Spencer took up a different crusade, journeying to wintry Iowa to work for Joe Biden's presidential bid. That campaign did not work out, nor did the Jim Neal for U.S. Senate operation that Spencer returned to focus on in spring 2008.

The Neal venture had been ambitious for Spencer, who traveled around the state to small rural towns with the openly gay candidate. Spencer was responsible for promoting a man who had views on the war and economy with which voters could identify, but whose personal profile didn't go over well in the Bible Belt.

Spencer came out of his experience on the electoral front lines more hardened, but also more determined to do something about the societal barriers that prevented Neal from winning his Democratic senatorial primary. The struggle for gay rights, however, was not a novel concept for Spencer.

In 2004, after watching personal mentors receive unfair treatment because of their sexual orientation throughout his life, Spencer became a straight-ally volunteer at the LGBT Community Center in Charlotte.

"I've had so many great opportunities in life that not everybody gets," Spencer says. "I don't believe in anything other than the promise of equality of opportunity, whether that is civil rights, women's rights, or LGBT rights, and that's why I'm a Democrat."

Spencer moved around a lot as child, from Florida to Texas to New Jersey, before his family settled a few miles up the road from Charlotte, in Davidson. He grew up in a household that made its livelihood from the motorsports industry, as both of his parents worked as journalists covering NASCAR.

After taking time from college to work for campaigns (and managing a movie theater to pay the bills), Spencer graduated from Davidson College in 2010 and now tutors full-time.

But the call to service always beckoned, and after Obama won the 2008 election, North Carolina appointed Spencer as a member of the Electoral College, which casts the formal votes for president and vice president after the election.

"That was a historic moment, realizing a promise of American society that many people did not expect in their lifetimes," Spencer says. "So I asked myself what's next."

The following year, he formed Grassroots Farm Team, a political action committee whose goal was to help people under 40 get elected in local races.

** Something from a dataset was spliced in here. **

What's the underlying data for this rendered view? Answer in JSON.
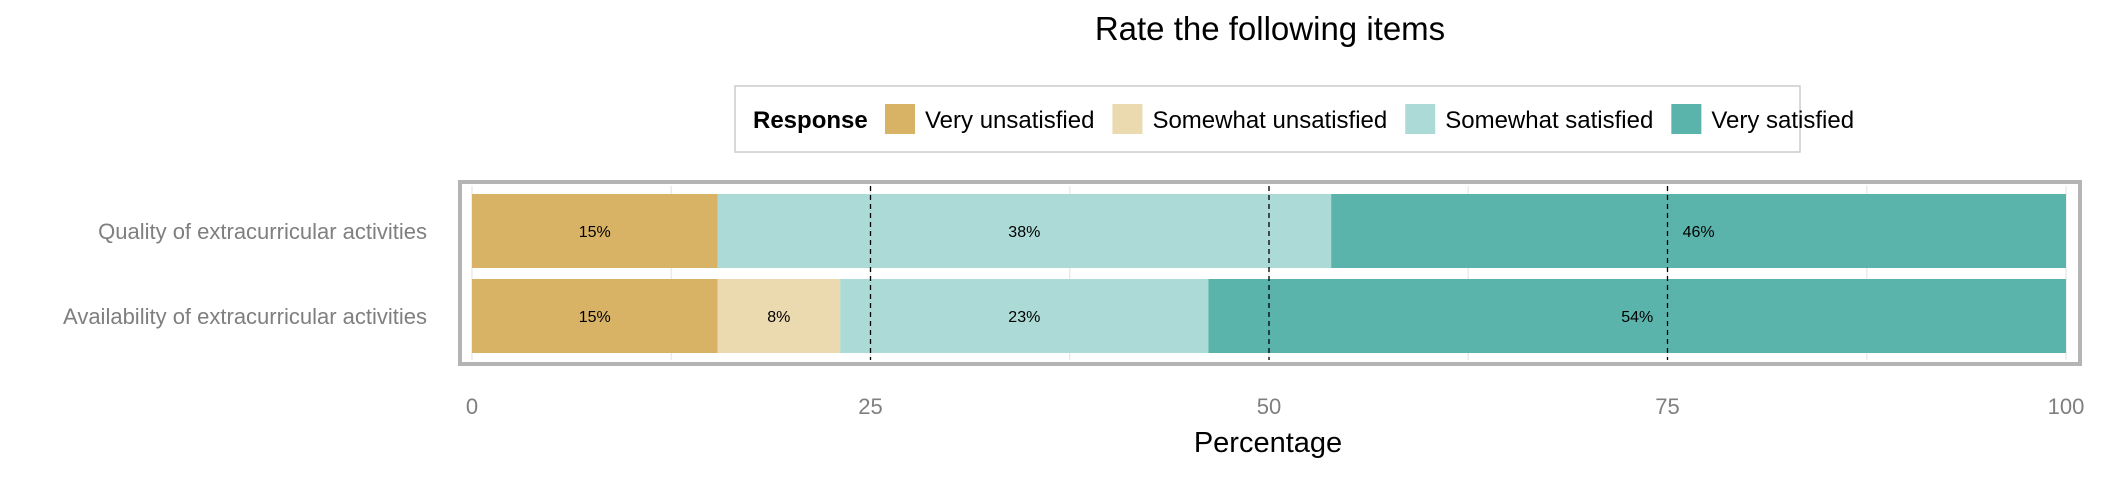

All of the candidates the group backed in 2009 won their races.

"That really got me back into the issue of young people in politics," Spencer says. "So in 2011, after being in Young Democrats for seven years, I went to the [Young Democrats of North Carolina] convention in Winston-Salem to take what we were doing with the PAC and empower the next generation of leadership in North Carolina."

As president of YDNC, Spencer has been far from a figurehead and has instead charted an activist course for the organization.

"Literally hours after the General Assembly voted to place Amendment One on the ballot, the YDNC was the first organization to oppose the amendment," he says. "And we didn't just vote to oppose — we did so unanimously."

Then came the issue of delegates to the DNC. Four years ago, the state party set a goal to send at least four ages 36-and-under to this year's convention. But four out of 100 wasn't enough for Spencer.

"We organized a campaign and lobbied the North Carolina Democratic Party hard for more inclusion in the process," Spencer says. "Eventually, we were able to get our delegate goal up to 19."

But even that goal was exceeded, when at the May 19th district conventions, 21 youth delegates were elected by state Democratic Party members.

Then at the June 16th state party convention in Raleigh, nine more were elected. Along with two young members of the DNC committee, the total number of young delegates from North Carolina at the convention will be a historic 32.

"When Mayor Foxx talked about this being the most youth-oriented convention in our history, we heard him loud and clear," Spencer says.